🤖 AI Summary
Existing academic knowledge graphs typically model paper entities or domain concepts in isolation, neglecting deep semantic associations among papers driven by shared concepts—leading to incomplete knowledge coverage and weak concept-paper alignment in scientific question answering. To address this, we propose a novel deep knowledge graph construction method tailored for NLP-oriented scientific QA. Our approach is the first to explicitly model cross-paper semantic associations grounded in shared domain concepts. We design a few-shot, large language model–driven framework for knowledge extraction and multi-granularity semantic parsing, and introduce citation-aware relational enhancement alongside subgraph community summarization. Evaluated on the ACL Anthology (60K+ papers), our graph comprises 620K entities and 2.27M relations. Experiments on three scientific QA benchmarks demonstrate significant improvements in both answer accuracy and interpretability.
📝 Abstract
Large language models (LLMs) have been widely applied in question answering over scientific research papers. To enhance the professionalism and accuracy of responses, many studies employ external knowledge augmentation. However, existing structures of external knowledge in scientific literature often focus solely on either paper entities or domain concepts, neglecting the intrinsic connections between papers through shared domain concepts.

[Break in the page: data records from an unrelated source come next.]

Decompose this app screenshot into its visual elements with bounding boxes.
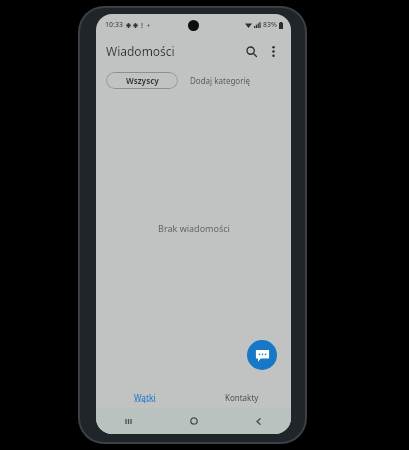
staticText: Kontakty <box>225 392 259 403</box>
staticText: Brak wiadomości <box>158 222 230 234</box>
staticText: Wątki <box>134 392 156 403</box>
button[interactable]: Nowa wiadomość <box>247 340 277 370</box>
staticText: Dodaj kategorię <box>190 75 251 86</box>
button[interactable]: Ostatnie aplikacje <box>96 408 161 434</box>
button[interactable]: Ekran główny <box>161 408 226 434</box>
staticText: 83% <box>263 20 277 30</box>
button[interactable]: Wątki <box>96 386 193 408</box>
staticText: 10:33 <box>105 20 123 30</box>
button[interactable]: Wstecz <box>226 408 291 434</box>
button[interactable]: Wszyscy <box>106 72 178 89</box>
button[interactable]: Kontakty <box>193 386 291 408</box>
staticText: Wiadomości <box>106 43 175 59</box>
staticText: Wszyscy <box>126 75 159 86</box>
button[interactable]: Szukaj <box>241 41 261 61</box>
button[interactable]: Więcej opcji <box>263 41 283 61</box>
button[interactable]: Dodaj kategorię <box>190 72 251 89</box>
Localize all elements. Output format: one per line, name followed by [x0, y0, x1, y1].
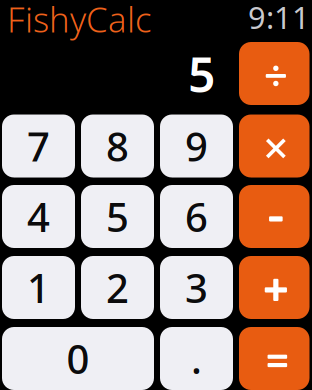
staticText: 3 [185, 261, 208, 314]
staticText: 2 [106, 261, 129, 314]
button[interactable]: Multiply [239, 114, 310, 178]
button[interactable]: 2 [81, 256, 154, 319]
staticText: 0 [66, 332, 90, 385]
button[interactable]: Equals [239, 327, 310, 390]
staticText: 9 [185, 119, 208, 172]
staticText: 9:11 [248, 0, 310, 37]
staticText: 8 [106, 119, 129, 172]
button[interactable]: Minus [239, 185, 310, 248]
button[interactable]: 9 [160, 114, 233, 178]
button[interactable]: 8 [81, 114, 154, 178]
staticText: . [191, 332, 202, 385]
staticText: 4 [27, 190, 50, 243]
button[interactable]: Divide [239, 42, 310, 105]
button[interactable]: 0 [2, 327, 154, 390]
button[interactable]: 4 [2, 185, 75, 248]
button[interactable]: 1 [2, 256, 75, 319]
staticText: 5 [106, 190, 129, 243]
button[interactable]: Plus [239, 256, 310, 319]
button[interactable]: . [160, 327, 233, 390]
button[interactable]: 6 [160, 185, 233, 248]
staticText: FishyCalc [7, 0, 152, 42]
button[interactable]: 5 [81, 185, 154, 248]
staticText: 1 [27, 261, 50, 314]
staticText: 7 [27, 119, 50, 172]
button[interactable]: 3 [160, 256, 233, 319]
button[interactable]: 7 [2, 114, 75, 178]
staticText: 5 [188, 42, 215, 106]
staticText: 6 [185, 190, 208, 243]
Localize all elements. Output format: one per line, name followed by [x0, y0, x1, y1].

This results in less comprehensive and specific answers when addressing questions that combine papers and concepts. To address this, we propose a novel knowledge graph framework that captures deep conceptual relations between academic papers, constructing a relational network via intra-paper semantic elements and inter-paper citation relations. Using a few-shot knowledge graph construction method based on LLM, we develop NLP-AKG, an academic knowledge graph for the NLP domain, by extracting 620,353 entities and 2,271,584 relations from 60,826 papers in ACL Anthology. Based on this, we propose a 'sub-graph community summary' method and validate its effectiveness on three NLP scientific literature question answering datasets.